Mrs. Pacey, a precious, old lady who was the candy kitchen’s owner, never stopped surprising me with just how much an 80-year-old woman can do.
Rain or shine and even hurricanes couldn’t keep Mrs. Pacey from trekking down to the candy kitchen to oversee business and stir up some of her best-kept secret recipes.
But what was even more impressive than Mrs. Pacey’s unmatchable work ethic, was what she did while she was working, or rather, the way she ran her business.
Mrs. Pacey could save things that I would never dream of holding on to. It wasn’t unsanitary or anything, but she was just the conservative type.
Whatever it was, she could make use of it down to the last crumb, and not just to use as a mid-day snack.
Her reasons for such conservative business practices weren’t because Mrs. Pacey was a stickler for bringing in more profit, because she was far from like that. She was from a different time.
Mrs. Pacey and her family lived through the country’s time of the Great Depression, and when it came to making use of things, she could do it.
These are things that few from my generation have ever had to think about.
When my shirts get a hole in them, I just throw them out. Mrs. Pacey’s generation would have mended them.
When I’m hungry, I eat, and not only that, but I get exactly what it is I wanted. Mrs. Pacey knew what it was to make do with what you have.
I could go on and on about the differences between my fast-paced, technology-dependent, consumer-driven generation, and that of those like Mrs. Pacey, who have lived through a more simpler time. But, I think you get the idea.
I’m sure we all know someone who well understands what it is to “make do.”
Heck, at the rate of the economy, that person might be you.
There’s no getting around it. Times are getting harder.
Food prices are up, fuel prices are beyond up and utility prices in Troy are about to rise. It’s just plain getting harder to make a profit when everyone else is trying just as hard to do the same.
Now, being an economist, accountant, investor, or someone who deals with finances was never one of my childhood dreams. So, I’m not going to pretend like I have all the answers.
I’m glad I’m not the one who has to decide what to do in this time of economic crisis. (I can’t even comprehend a $7 billion bailout).
I’m glad I don’t have to manage a bank account that affects more than just my financial state.
I can’t say I always agree with those who do, but, at least, I don’t envy them.
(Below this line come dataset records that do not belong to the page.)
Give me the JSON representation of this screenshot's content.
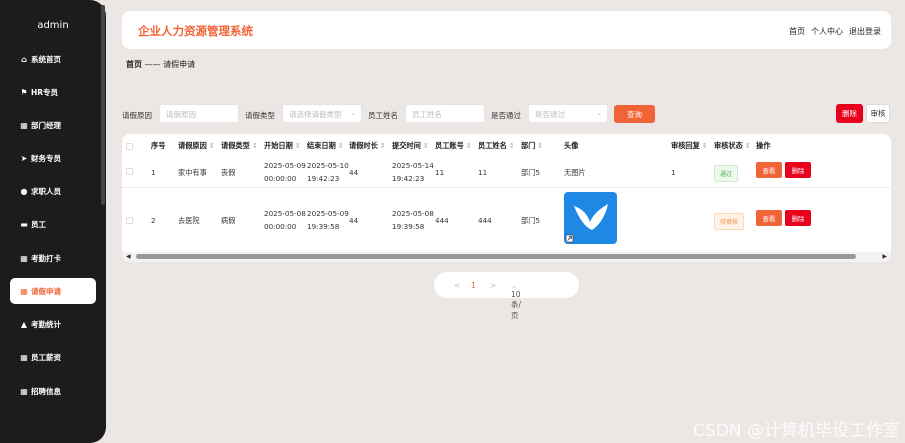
{
  "sidebar": {
    "user": "admin",
    "items": [
      {
        "label": "系统首页",
        "icon": "home-icon"
      },
      {
        "label": "HR专员",
        "icon": "flag-icon"
      },
      {
        "label": "部门经理",
        "icon": "grid-icon"
      },
      {
        "label": "财务专员",
        "icon": "send-icon"
      },
      {
        "label": "求职人员",
        "icon": "person-icon"
      },
      {
        "label": "员工",
        "icon": "chat-icon"
      },
      {
        "label": "考勤打卡",
        "icon": "grid-icon"
      },
      {
        "label": "请假申请",
        "icon": "grid-icon"
      },
      {
        "label": "考勤统计",
        "icon": "thumb-icon"
      },
      {
        "label": "员工薪资",
        "icon": "grid-icon"
      },
      {
        "label": "招聘信息",
        "icon": "grid-icon"
      }
    ]
  },
  "header": {
    "title": "企业人力资源管理系统",
    "link_home": "首页",
    "link_profile": "个人中心",
    "link_logout": "退出登录"
  },
  "breadcrumb": {
    "home": "首页",
    "sep": "——",
    "current": "请假申请"
  },
  "filters": {
    "reason_label": "请假原因",
    "reason_placeholder": "请假原因",
    "type_label": "请假类型",
    "type_placeholder": "请选择请假类型",
    "name_label": "员工姓名",
    "name_placeholder": "员工姓名",
    "pass_label": "是否通过",
    "pass_placeholder": "是否通过",
    "query": "查询",
    "delete": "删除",
    "audit": "审核"
  },
  "table": {
    "headers": [
      "序号",
      "请假原因",
      "请假类型",
      "开始日期",
      "结束日期",
      "请假时长",
      "提交时间",
      "员工账号",
      "员工姓名",
      "部门",
      "头像",
      "审核回复",
      "审核状态",
      "操作"
    ],
    "rows": [
      {
        "index": "1",
        "reason": "家中有事",
        "type": "丧假",
        "start_date": "2025-05-09",
        "start_time": "00:00:00",
        "end_date": "2025-05-10",
        "end_time": "19:42:23",
        "duration": "44",
        "submit_date": "2025-05-14",
        "submit_time": "19:42:23",
        "account": "11",
        "name": "11",
        "dept": "部门5",
        "avatar": "无图片",
        "reply": "1",
        "status": "通过",
        "view": "查看",
        "delete": "删除"
      },
      {
        "index": "2",
        "reason": "去医院",
        "type": "病假",
        "start_date": "2025-05-08",
        "start_time": "00:00:00",
        "end_date": "2025-05-09",
        "end_time": "19:39:58",
        "duration": "44",
        "submit_date": "2025-05-08",
        "submit_time": "19:39:58",
        "account": "444",
        "name": "444",
        "dept": "部门5",
        "avatar": "",
        "reply": "",
        "status": "待审核",
        "view": "查看",
        "delete": "删除"
      }
    ]
  },
  "pagination": {
    "prev": "<",
    "page": "1",
    "next": ">",
    "size": "10条/页"
  },
  "watermark": "CSDN @计算机毕设工作室",
  "colors": {
    "accent": "#f06438",
    "danger": "#e8001c",
    "sidebar": "#1c1c1c"
  }
}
Locally, just take the County Commission’s budget planning. Faced with a road department shortfall and a standing county debt, they had to choose who got cuts, who got funded and whether county employee’s would get their annual raises.
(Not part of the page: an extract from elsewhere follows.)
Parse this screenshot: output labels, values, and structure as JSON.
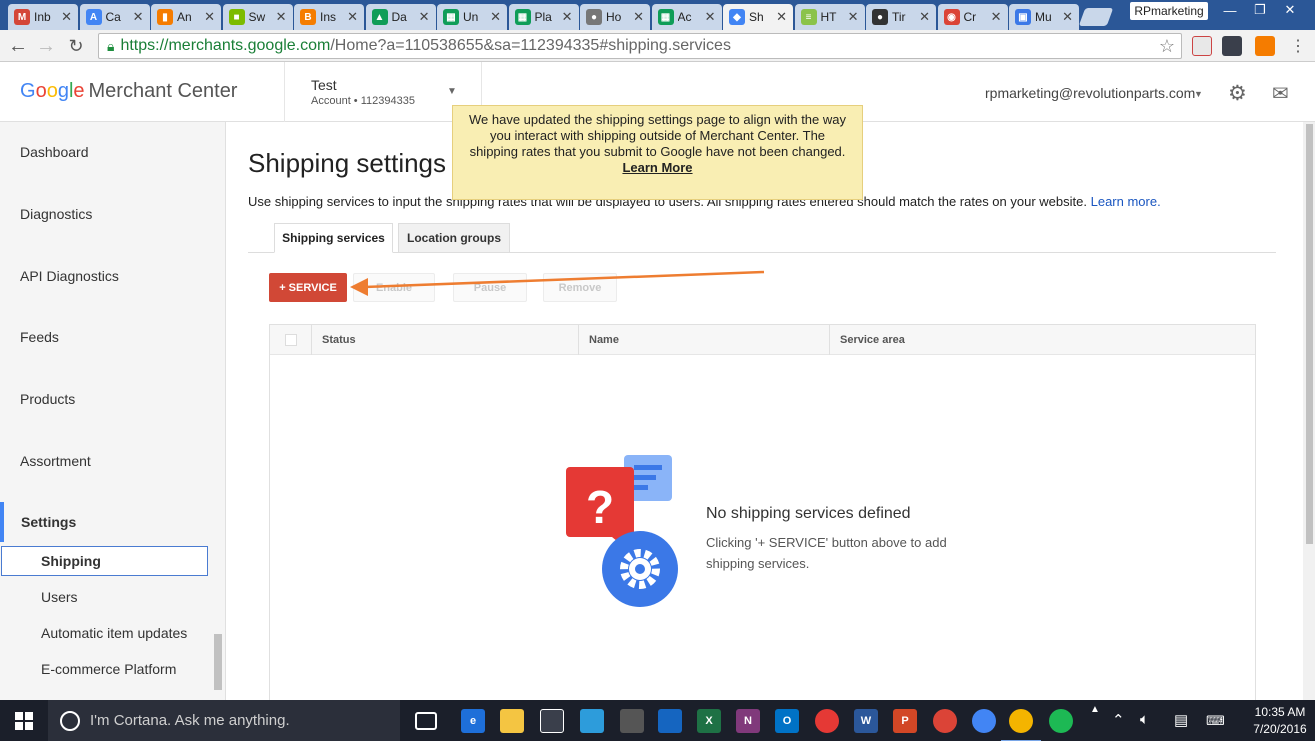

While I probably don’t agree with all the choices they made in the process, I definitely don’t wish I carried the load they had, and still have, to sort through.
The same goes for our local city budgets. The city of Troy will pass a budget this week that includes a significant raise in electricity rates for residents.
The economy is tough for them, but it’s tough for folks like you and me, as well.
Could they have made cuts other places? That’s not for me to speculate, but I, like you probably, am already dreading my power bills next summer.
I’m not going to be the one to say who exactly it is to blame in these economic hard times in our country, our state or even in our county.
But what I am going to do is try to think a little more like Mrs. Pacey thought.
I don’t need every light in my house on when I’m at home, I don’t need to drive everywhere I go in the little town of Troy, and I don’t need to eat out when I already have food at home.
No matter who’s to blame, my costs are going up. It’s up to me, to an extent, how much I’m going to let them take from my bank account.
Maybe if more of us were like Mrs. Pacey, I wouldn’t be writing this, and things would be different today.